Low points of river trail a concern for water

A puddle grew on Marietta’s River Trail Thursday as snow accumulated in one of the trail’s low points near Fourth and Ohio streets.

Barely a week earlier, on Christmas Eve, the same section of the trail had been completely submerged in the high waters of the Ohio River, and now thick piles of mud frame the trail on either side-remnants of what was cleaned from the trail itself.

While Eric Lambert, project manager with the city engineering department, would normally say that water is asphalt’s worst enemy, the waters that will inevitably cover the River Trail on occasion are not expected to have much of an impact on the trail’s longevity, he said.

“Where it can drain without having major loads on it, I don’t see a problem,” said Lambert.

But some parts of the new trail appear to have trouble draining, and longterm maintenance on the trail is a concern, said Marietta City Councilman Roger Kalter, D-1st ward.

“My observation is we have two low points on that (new) section. We need to drains installed….There’s no way for the water to drain because the grass on the side is higher than the trail,” said Kalter.

Wear and tear along four-mile trail is imminent.

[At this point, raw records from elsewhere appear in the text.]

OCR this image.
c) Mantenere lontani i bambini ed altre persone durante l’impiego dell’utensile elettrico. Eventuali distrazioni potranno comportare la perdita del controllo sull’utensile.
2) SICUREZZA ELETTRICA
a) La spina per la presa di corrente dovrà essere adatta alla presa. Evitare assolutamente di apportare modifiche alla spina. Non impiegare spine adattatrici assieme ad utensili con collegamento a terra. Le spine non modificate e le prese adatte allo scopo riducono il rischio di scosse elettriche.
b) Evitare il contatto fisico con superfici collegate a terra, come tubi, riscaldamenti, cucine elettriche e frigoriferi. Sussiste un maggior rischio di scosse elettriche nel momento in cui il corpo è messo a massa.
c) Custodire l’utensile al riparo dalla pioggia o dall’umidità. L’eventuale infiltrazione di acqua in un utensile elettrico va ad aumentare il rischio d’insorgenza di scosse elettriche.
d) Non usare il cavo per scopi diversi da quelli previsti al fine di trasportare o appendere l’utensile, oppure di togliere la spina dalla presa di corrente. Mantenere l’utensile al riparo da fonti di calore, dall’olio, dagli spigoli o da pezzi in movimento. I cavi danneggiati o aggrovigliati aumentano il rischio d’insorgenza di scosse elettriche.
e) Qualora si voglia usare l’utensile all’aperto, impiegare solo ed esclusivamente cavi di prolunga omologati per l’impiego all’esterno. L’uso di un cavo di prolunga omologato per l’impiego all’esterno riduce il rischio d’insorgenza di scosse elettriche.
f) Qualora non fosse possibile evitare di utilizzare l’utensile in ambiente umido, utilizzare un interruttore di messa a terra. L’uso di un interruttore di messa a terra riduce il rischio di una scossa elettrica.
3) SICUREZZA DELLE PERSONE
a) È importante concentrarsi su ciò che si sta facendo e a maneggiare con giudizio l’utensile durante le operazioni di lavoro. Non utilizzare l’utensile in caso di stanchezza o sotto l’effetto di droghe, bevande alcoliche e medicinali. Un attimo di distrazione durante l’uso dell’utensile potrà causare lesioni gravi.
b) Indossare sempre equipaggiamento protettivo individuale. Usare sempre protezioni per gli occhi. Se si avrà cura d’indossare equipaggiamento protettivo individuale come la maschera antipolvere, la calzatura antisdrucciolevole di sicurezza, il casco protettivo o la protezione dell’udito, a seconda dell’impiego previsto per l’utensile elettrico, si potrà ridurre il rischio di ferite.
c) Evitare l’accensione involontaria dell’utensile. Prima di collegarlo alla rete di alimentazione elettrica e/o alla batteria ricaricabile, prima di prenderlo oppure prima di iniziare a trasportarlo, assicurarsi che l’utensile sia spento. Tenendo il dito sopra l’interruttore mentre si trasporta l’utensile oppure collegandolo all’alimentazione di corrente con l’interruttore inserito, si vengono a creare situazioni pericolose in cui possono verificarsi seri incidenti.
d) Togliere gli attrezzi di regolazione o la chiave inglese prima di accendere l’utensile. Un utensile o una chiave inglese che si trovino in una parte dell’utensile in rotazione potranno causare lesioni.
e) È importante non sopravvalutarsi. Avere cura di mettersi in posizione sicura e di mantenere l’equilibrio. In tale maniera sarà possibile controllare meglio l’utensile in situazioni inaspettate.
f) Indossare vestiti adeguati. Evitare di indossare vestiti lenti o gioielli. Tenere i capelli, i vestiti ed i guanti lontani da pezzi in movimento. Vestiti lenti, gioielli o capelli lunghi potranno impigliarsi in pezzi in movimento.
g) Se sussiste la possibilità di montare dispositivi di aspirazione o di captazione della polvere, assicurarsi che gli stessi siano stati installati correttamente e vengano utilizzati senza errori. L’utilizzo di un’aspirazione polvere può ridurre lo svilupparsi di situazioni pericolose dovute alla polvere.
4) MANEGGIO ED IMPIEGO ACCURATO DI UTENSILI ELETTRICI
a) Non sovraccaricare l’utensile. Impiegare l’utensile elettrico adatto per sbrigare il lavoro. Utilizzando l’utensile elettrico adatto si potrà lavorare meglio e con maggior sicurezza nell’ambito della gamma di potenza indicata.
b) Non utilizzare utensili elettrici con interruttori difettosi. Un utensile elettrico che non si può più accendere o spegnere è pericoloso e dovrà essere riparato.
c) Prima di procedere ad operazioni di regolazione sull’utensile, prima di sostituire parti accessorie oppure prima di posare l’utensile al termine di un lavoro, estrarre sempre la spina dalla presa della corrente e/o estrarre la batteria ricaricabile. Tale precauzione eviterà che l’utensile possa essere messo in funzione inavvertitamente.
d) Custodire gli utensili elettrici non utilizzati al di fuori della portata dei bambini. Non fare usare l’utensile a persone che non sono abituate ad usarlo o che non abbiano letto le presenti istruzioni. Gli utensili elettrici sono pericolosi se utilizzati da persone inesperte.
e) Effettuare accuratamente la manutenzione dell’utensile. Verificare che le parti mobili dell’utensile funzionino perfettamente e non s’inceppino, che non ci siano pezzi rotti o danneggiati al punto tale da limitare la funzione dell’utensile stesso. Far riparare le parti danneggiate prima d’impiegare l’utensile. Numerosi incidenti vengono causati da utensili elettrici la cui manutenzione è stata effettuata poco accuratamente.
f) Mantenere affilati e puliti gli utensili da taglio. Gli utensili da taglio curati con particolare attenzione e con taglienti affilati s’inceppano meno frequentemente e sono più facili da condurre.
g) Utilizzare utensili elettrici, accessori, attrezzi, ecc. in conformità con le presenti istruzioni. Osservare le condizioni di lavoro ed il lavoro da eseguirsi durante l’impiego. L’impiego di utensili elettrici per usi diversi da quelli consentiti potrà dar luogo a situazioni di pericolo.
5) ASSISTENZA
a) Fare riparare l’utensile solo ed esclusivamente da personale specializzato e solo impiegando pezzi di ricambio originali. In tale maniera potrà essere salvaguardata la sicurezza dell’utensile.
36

And with no concrete longterm maintenance plan or annual funding set aside, the trail heavily depends on as-needed fixes and a sizable force of volunteers for its upkeep.

The first two phases of the trail-the earliest of which opened over eight years ago-have already gone more than one round of asphalt sealing, said Marietta City Safety Service Director Jonathan Hupp.

“Todd’s crew, when they are available in the spring and fall, they seal it,” said Hupp referring to city streets superintendent Todd Stockel.

Last year, the trail used around 500 pounds of the between 12,000 to 13,000 total pounds of asphalt sealant ordered by the city streets department, said Hupp.

Because the city streets department buys the sealant in bulk, they covered the cost of the product, said Hupp. But the trail falls under the city public facilities department and down the road, they could have to cover the cost of the upkeep, he added.

The trail was allotted $2,000 for its upkeep in the 2013 city budget. However, that money was not used throughout the year, said Kalter.

Money from a Marietta Community Foundation Fund for the trail has sporadically been used for upkeep along the trail, he said.

“It was a week ago Friday that we planted six major trees along the trail,” he said.

Katler is hoping to have three more trees sponsored at a cost of $150 each to help grow the fund for the trail.

The trees help secure the river banks and stabilize the trail, which is already slipping in a couple of places, said Kalter.

The city does not have a regular maintenance schedule for the trail but tries to clear weeds once in the spring and clear it of debris and snow after storms, said Hupp.

“A large storm or big snow fall we attempt to get out to trail and get it clean…but the trail is not the priority,” said Hupp.

Several volunteer groups have helped maintain portions of the trail but at least five more sections of the trail need adopted, said Kalter.

So far, the casual upkeep of the trail and small amount of money spent therein has been sufficient, but that might not always be the case, he said.

“I’ve been working for more than a year to get a proper maintenance plan. The trail needs a maintenance plan,” he said.